Edit #1: As mentioned by fellow users in the comments, the link is hidden behind a paywall. Here's the crux of what was given as the solution:

They used the transformation $$s=\alpha x+\beta y$$ $$t=\gamma x+\delta y$$ where $\left(\alpha\delta-\beta\gamma\right)^2=ac-b^2$.

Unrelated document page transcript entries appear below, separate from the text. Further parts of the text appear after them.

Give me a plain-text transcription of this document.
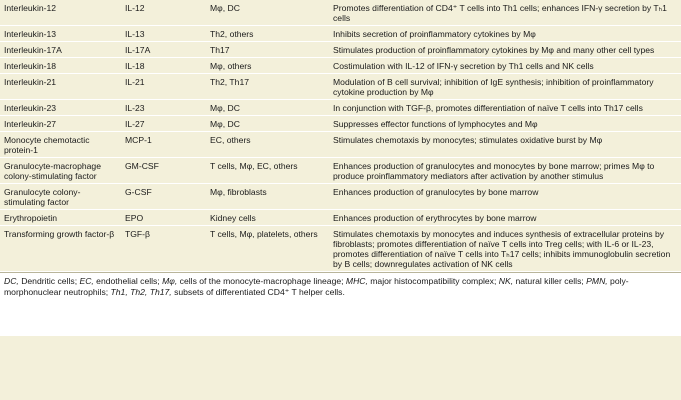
Interleukin-12	IL-12	Mφ, DC	Promotes differentiation of CD4⁺ T cells into Th1 cells; enhances IFN-γ secretion by Tₕ1 cells
Interleukin-13	IL-13	Th2, others	Inhibits secretion of proinflammatory cytokines by Mφ
Interleukin-17A	IL-17A	Th17	Stimulates production of proinflammatory cytokines by Mφ and many other cell types
Interleukin-18	IL-18	Mφ, others	Costimulation with IL-12 of IFN-γ secretion by Th1 cells and NK cells
Interleukin-21	IL-21	Th2, Th17	Modulation of B cell survival; inhibition of IgE synthesis; inhibition of proinflammatory cytokine production by Mφ
Interleukin-23	IL-23	Mφ, DC	In conjunction with TGF-β, promotes differentiation of naïve T cells into Th17 cells
Interleukin-27	IL-27	Mφ, DC	Suppresses effector functions of lymphocytes and Mφ
Monocyte chemotactic protein-1	MCP-1	EC, others	Stimulates chemotaxis by monocytes; stimulates oxidative burst by Mφ
Granulocyte-macrophage colony-stimulating factor	GM-CSF	T cells, Mφ, EC, others	Enhances production of granulocytes and monocytes by bone marrow; primes Mφ to produce proinflammatory mediators after activation by another stimulus
Granulocyte colony-stimulating factor	G-CSF	Mφ, fibroblasts	Enhances production of granulocytes by bone marrow
Erythropoietin	EPO	Kidney cells	Enhances production of erythrocytes by bone marrow
Transforming growth factor-β	TGF-β	T cells, Mφ, platelets, others	Stimulates chemotaxis by monocytes and induces synthesis of extracellular proteins by fibroblasts; promotes differentiation of naïve T cells into Treg cells; with IL-6 or IL-23, promotes differentiation of naïve T cells into Tₕ17 cells; inhibits immunoglobulin secretion by B cells; downregulates activation of NK cells
DC, Dendritic cells; EC, endothelial cells; Mφ, cells of the monocyte-macrophage lineage; MHC, major histocompatibility complex; NK, natural killer cells; PMN, poly-morphonuclear neutrophils; Th1, Th2, Th17, subsets of differentiated CD4⁺ T helper cells.
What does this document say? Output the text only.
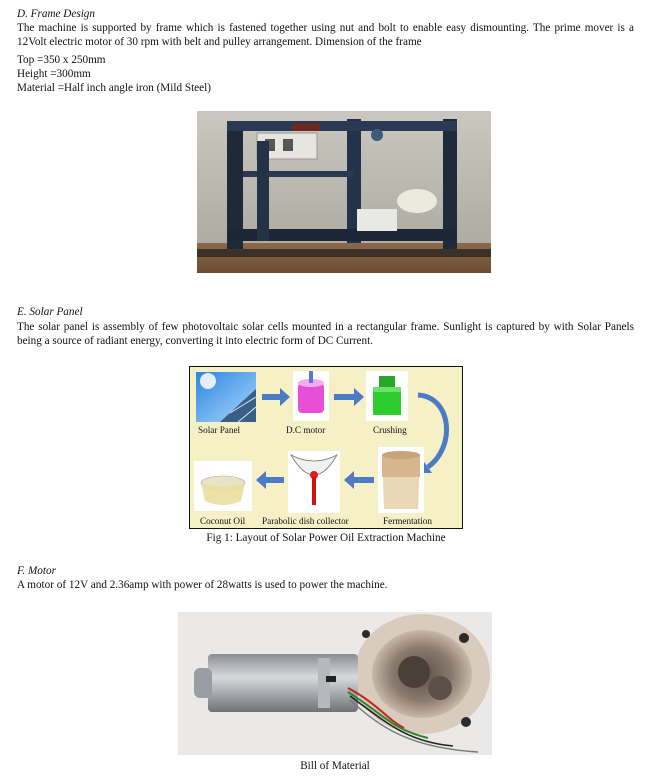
D. Frame Design
The machine is supported by frame which is fastened together using nut and bolt to enable easy dismounting. The prime mover is a 12Volt electric motor of 30 rpm with belt and pulley arrangement. Dimension of the frame
Top =350 x 250mm
Height =300mm
Material =Half inch angle iron (Mild Steel)
E. Solar Panel
The solar panel is assembly of few photovoltaic solar cells mounted in a rectangular frame. Sunlight is captured by with Solar Panels being a source of radiant energy, converting it into electric form of DC Current.
Solar Panel	D.C motor	Crushing
Coconut Oil Parabolic dish collector	Fermentation
Fig 1: Layout of Solar Power Oil Extraction Machine
F. Motor
A motor of 12V and 2.36amp with power of 28watts is used to power the machine.
Bill of Material
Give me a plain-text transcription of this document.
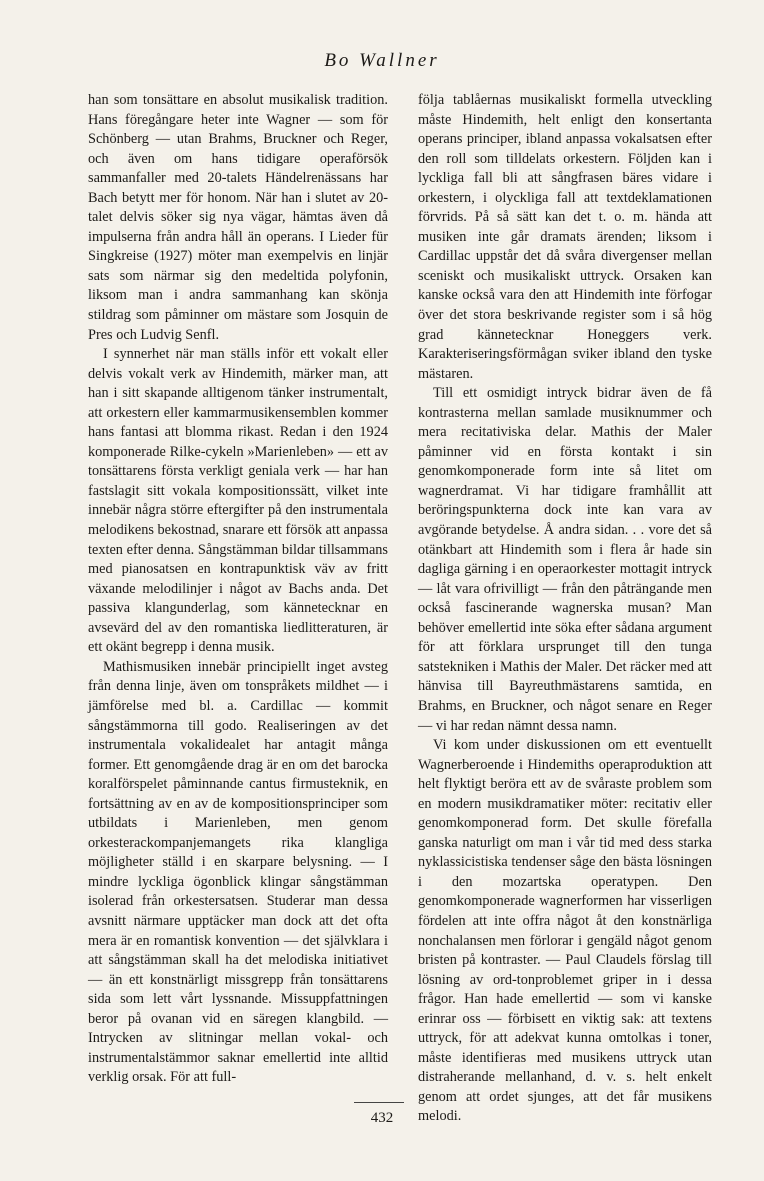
Bo Wallner

han som tonsättare en absolut musikalisk tradition. Hans föregångare heter inte Wagner — som för Schönberg — utan Brahms, Bruckner och Reger, och även om hans tidigare operaförsök sammanfaller med 20-talets Händelrenässans har Bach betytt mer för honom. När han i slutet av 20-talet delvis söker sig nya vägar, hämtas även då impulserna från andra håll än operans. I Lieder für Singkreise (1927) möter man exempelvis en linjär sats som närmar sig den medeltida polyfonin, liksom man i andra sammanhang kan skönja stildrag som påminner om mästare som Josquin de Pres och Ludvig Senfl.

I synnerhet när man ställs inför ett vokalt eller delvis vokalt verk av Hindemith, märker man, att han i sitt skapande alltigenom tänker instrumentalt, att orkestern eller kammarmusikensemblen kommer hans fantasi att blomma rikast. Redan i den 1924 komponerade Rilke-cykeln »Marienleben» — ett av tonsättarens första verkligt geniala verk — har han fastslagit sitt vokala kompositionssätt, vilket inte innebär några större eftergifter på den instrumentala melodikens bekostnad, snarare ett försök att anpassa texten efter denna. Sångstämman bildar tillsammans med pianosatsen en kontrapunktisk väv av fritt växande melodilinjer i något av Bachs anda. Det passiva klangunderlag, som kännetecknar en avsevärd del av den romantiska liedlitteraturen, är ett okänt begrepp i denna musik.

Mathismusiken innebär principiellt inget avsteg från denna linje, även om tonspråkets mildhet — i jämförelse med bl. a. Cardillac — kommit sångstämmorna till godo. Realiseringen av det instrumentala vokalidealet har antagit många former. Ett genomgående drag är en om det barocka koralförspelet påminnande cantus firmusteknik, en fortsättning av en av de kompositionsprinciper som utbildats i Marienleben, men genom orkesterackompanjemangets rika klangliga möjligheter ställd i en skarpare belysning. — I mindre lyckliga ögonblick klingar sångstämman isolerad från orkestersatsen. Studerar man dessa avsnitt närmare upptäcker man dock att det ofta mera är en romantisk konvention — det självklara i att sångstämman skall ha det melodiska initiativet — än ett konstnärligt missgrepp från tonsättarens sida som lett vårt lyssnande. Missuppfattningen beror på ovanan vid en säregen klangbild. — Intrycken av slitningar mellan vokal- och instrumentalstämmor saknar emellertid inte alltid verklig orsak. För att full-

följa tablåernas musikaliskt formella utveckling måste Hindemith, helt enligt den konsertanta operans principer, ibland anpassa vokalsatsen efter den roll som tilldelats orkestern. Följden kan i lyckliga fall bli att sångfrasen bäres vidare i orkestern, i olyckliga fall att textdeklamationen förvrids. På så sätt kan det t. o. m. hända att musiken inte går dramats ärenden; liksom i Cardillac uppstår det då svåra divergenser mellan sceniskt och musikaliskt uttryck. Orsaken kan kanske också vara den att Hindemith inte förfogar över det stora beskrivande register som i så hög grad kännetecknar Honeggers verk. Karakteriseringsförmågan sviker ibland den tyske mästaren.

Till ett osmidigt intryck bidrar även de få kontrasterna mellan samlade musiknummer och mera recitativiska delar. Mathis der Maler påminner vid en första kontakt i sin genomkomponerade form inte så litet om wagnerdramat. Vi har tidigare framhållit att beröringspunkterna dock inte kan vara av avgörande betydelse. Å andra sidan. . . vore det så otänkbart att Hindemith som i flera år hade sin dagliga gärning i en operaorkester mottagit intryck — låt vara ofrivilligt — från den påträngande men också fascinerande wagnerska musan? Man behöver emellertid inte söka efter sådana argument för att förklara ursprunget till den tunga satstekniken i Mathis der Maler. Det räcker med att hänvisa till Bayreuthmästarens samtida, en Brahms, en Bruckner, och något senare en Reger — vi har redan nämnt dessa namn.

Vi kom under diskussionen om ett eventuellt Wagnerberoende i Hindemiths operaproduktion att helt flyktigt beröra ett av de svåraste problem som en modern musikdramatiker möter: recitativ eller genomkomponerad form. Det skulle förefalla ganska naturligt om man i vår tid med dess starka nyklassicistiska tendenser såge den bästa lösningen i den mozartska operatypen. Den genomkomponerade wagnerformen har visserligen fördelen att inte offra något åt den konstnärliga nonchalansen men förlorar i gengäld något genom bristen på kontraster. — Paul Claudels förslag till lösning av ord-tonproblemet griper in i dessa frågor. Han hade emellertid — som vi kanske erinrar oss — förbisett en viktig sak: att textens uttryck, för att adekvat kunna omtolkas i toner, måste identifieras med musikens uttryck utan distraherande mellanhand, d. v. s. helt enkelt genom att ordet sjunges, att det får musikens melodi.

432
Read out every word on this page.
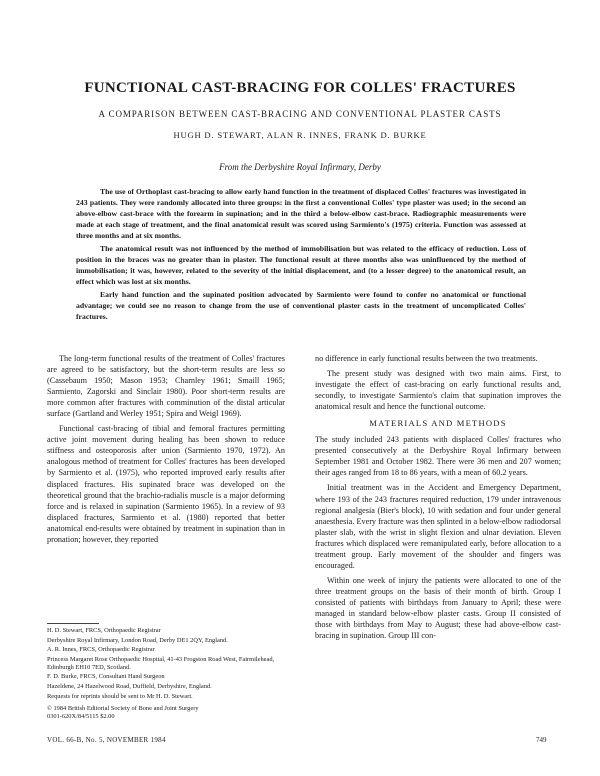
FUNCTIONAL CAST-BRACING FOR COLLES' FRACTURES
A COMPARISON BETWEEN CAST-BRACING AND CONVENTIONAL PLASTER CASTS
HUGH D. STEWART, ALAN R. INNES, FRANK D. BURKE
From the Derbyshire Royal Infirmary, Derby

The use of Orthoplast cast-bracing to allow early hand function in the treatment of displaced Colles' fractures was investigated in 243 patients. They were randomly allocated into three groups: in the first a conventional Colles' type plaster was used; in the second an above-elbow cast-brace with the forearm in supination; and in the third a below-elbow cast-brace. Radiographic measurements were made at each stage of treatment, and the final anatomical result was scored using Sarmiento's (1975) criteria. Function was assessed at three months and at six months.

The anatomical result was not influenced by the method of immobilisation but was related to the efficacy of reduction. Loss of position in the braces was no greater than in plaster. The functional result at three months also was uninfluenced by the method of immobilisation; it was, however, related to the severity of the initial displacement, and (to a lesser degree) to the anatomical result, an effect which was lost at six months.

Early hand function and the supinated position advocated by Sarmiento were found to confer no anatomical or functional advantage; we could see no reason to change from the use of conventional plaster casts in the treatment of uncomplicated Colles' fractures.

The long-term functional results of the treatment of Colles' fractures are agreed to be satisfactory, but the short-term results are less so (Cassebaum 1950; Mason 1953; Charnley 1961; Smaill 1965; Sarmiento, Zagorski and Sinclair 1980). Poor short-term results are more common after fractures with comminution of the distal articular surface (Gartland and Werley 1951; Spira and Weigl 1969).

Functional cast-bracing of tibial and femoral fractures permitting active joint movement during healing has been shown to reduce stiffness and osteoporosis after union (Sarmiento 1970, 1972). An analogous method of treatment for Colles' fractures has been developed by Sarmiento et al. (1975), who reported improved early results after displaced fractures. His supinated brace was developed on the theoretical ground that the brachio-radialis muscle is a major deforming force and is relaxed in supination (Sarmiento 1965). In a review of 93 displaced fractures, Sarmiento et al. (1980) reported that better anatomical end-results were obtained by treatment in supination than in pronation; however, they reported

no difference in early functional results between the two treatments.

The present study was designed with two main aims. First, to investigate the effect of cast-bracing on early functional results and, secondly, to investigate Sarmiento's claim that supination improves the anatomical result and hence the functional outcome.

MATERIALS AND METHODS

The study included 243 patients with displaced Colles' fractures who presented consecutively at the Derbyshire Royal Infirmary between September 1981 and October 1982. There were 36 men and 207 women; their ages ranged from 18 to 86 years, with a mean of 60.2 years.

Initial treatment was in the Accident and Emergency Department, where 193 of the 243 fractures required reduction, 179 under intravenous regional analgesia (Bier's block), 10 with sedation and four under general anaesthesia. Every fracture was then splinted in a below-elbow radiodorsal plaster slab, with the wrist in slight flexion and ulnar deviation. Eleven fractures which displaced were remanipulated early, before allocation to a treatment group. Early movement of the shoulder and fingers was encouraged.

Within one week of injury the patients were allocated to one of the three treatment groups on the basis of their month of birth. Group I consisted of patients with birthdays from January to April; these were managed in standard below-elbow plaster casts. Group II consisted of those with birthdays from May to August; these had above-elbow cast-bracing in supination. Group III con-

H. D. Stewart, FRCS, Orthopaedic Registrar
Derbyshire Royal Infirmary, London Road, Derby DE1 2QY, England.
A. R. Innes, FRCS, Orthopaedic Registrar
Princess Margaret Rose Orthopaedic Hospital, 41-43 Frogston Road West, Fairmilehead, Edinburgh EH10 7ED, Scotland.
F. D. Burke, FRCS, Consultant Hand Surgeon
Hazeldene, 24 Hazelwood Road, Duffield, Derbyshire, England.
Requests for reprints should be sent to Mr H. D. Stewart.
© 1984 British Editorial Society of Bone and Joint Surgery
0301-620X/84/5115 $2.00
VOL. 66-B, No. 5, NOVEMBER 1984	749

Then they solved for $x$ and $y$ and proceeded with the Jacobian of the transformation and hence the given integral to obtain the required condition.

Answer 1

Recognise that the integral is proportional to the pdf for a bivariate normal distribution centred on the origin with inverse-of-covariance matrix $$\mathbf\Sigma^{-1}=2\begin{bmatrix}a&b\\b&c\end{bmatrix},\det\mathbf\Sigma=\frac1{4(ac-b^2)}$$ We require the normalisation $\frac1{2\pi}\frac1{\sqrt{\det\mathbf\Sigma}}$ to be $1$ to match the given integral, which becomes $$\det\mathbf\Sigma=\frac1{4\pi^2}=\frac1{4(ac-b^2)}\implies\pi^2=ac-b^2$$ Rewriting this as $\pi^2+b^2=ac$ we see that $a$ and $c$ are both positive or both negative. It cannot be the latter since the integral then diverges, so the conditions for the integral to be $1$ are $\pi^2=ac-b^2$ and $a,c>0$.

Answer 2

Integrate in polar coordinates as follows \begin{align} &\int_{-\infty}^{\infty}\int_{-\infty}^{\infty}e^{-\left(ax^2+2bxy+cy^2\right)}dx dy\\ =& \int_0^{2\pi}\int_0^\infty e^{-r^2\left(a\cos^2t+2b \cos t\sin t+c\sin^2t\right)}rdrdt \\ =& \ \frac12 \int_0^{2\pi} \frac1{a\cos^2t+2b \cos t\sin t+c\sin^2t}dt\\ =& \ \frac12 \int_0^{2\pi} \frac{\sec^2 t}{a+2b \tan t+c\tan^2t}dt\\ =&\ \frac1{2c} \int_0^{2\pi} \frac{d(\tan t)}{(\tan t+\frac bc)^2 + \frac{ac-b^2}{c^2}} = \frac1{c} \int_{-\pi/2}^{\pi/2} \frac{d(\tan t)}{\tan^2 t+ \frac{ac-b^2}{c^2}}\\ =&\ \frac1{\sqrt{ac-b^2}}\tan^{-1}\frac{c\tan t}{\sqrt{ac-b^2}}\bigg|_{-\pi/2}^{\pi/2}=\frac\pi{\sqrt{ac-b^2}}=1 \end{align} which leads to $ac-b^2=\pi^2$.

Answer 3

An alternative method is to complete the square for the x-variable as $(x+\frac{b}{a}y)^{2}$ and integrate over $x$, yielding a Gaussian-type integral: \begin{equation} \int_{-\infty}^{\infty}e^{-a((x+\frac{b}{a}y)^2-(\frac{b}{a}y)^2)}dx= \sqrt\frac{\pi}{a}e^{\frac{b^2}{a}y^2} \end{equation} Upon inserting the RHS into the y-variable integral, performing a second Gaussian integration, and noticing that convergence is ensured only if $c-\frac{b^2}{a}>0$, yields the result: \begin{equation} \frac{\pi}{\sqrt(ac-b^2)}= 1 \end{equation} Indeed, since $ac=\pi^{2}+b^2$, and since neither $a$ or $c$ can be negative for convergence reasons, both $a$ and $c$ must be simultaneously positive.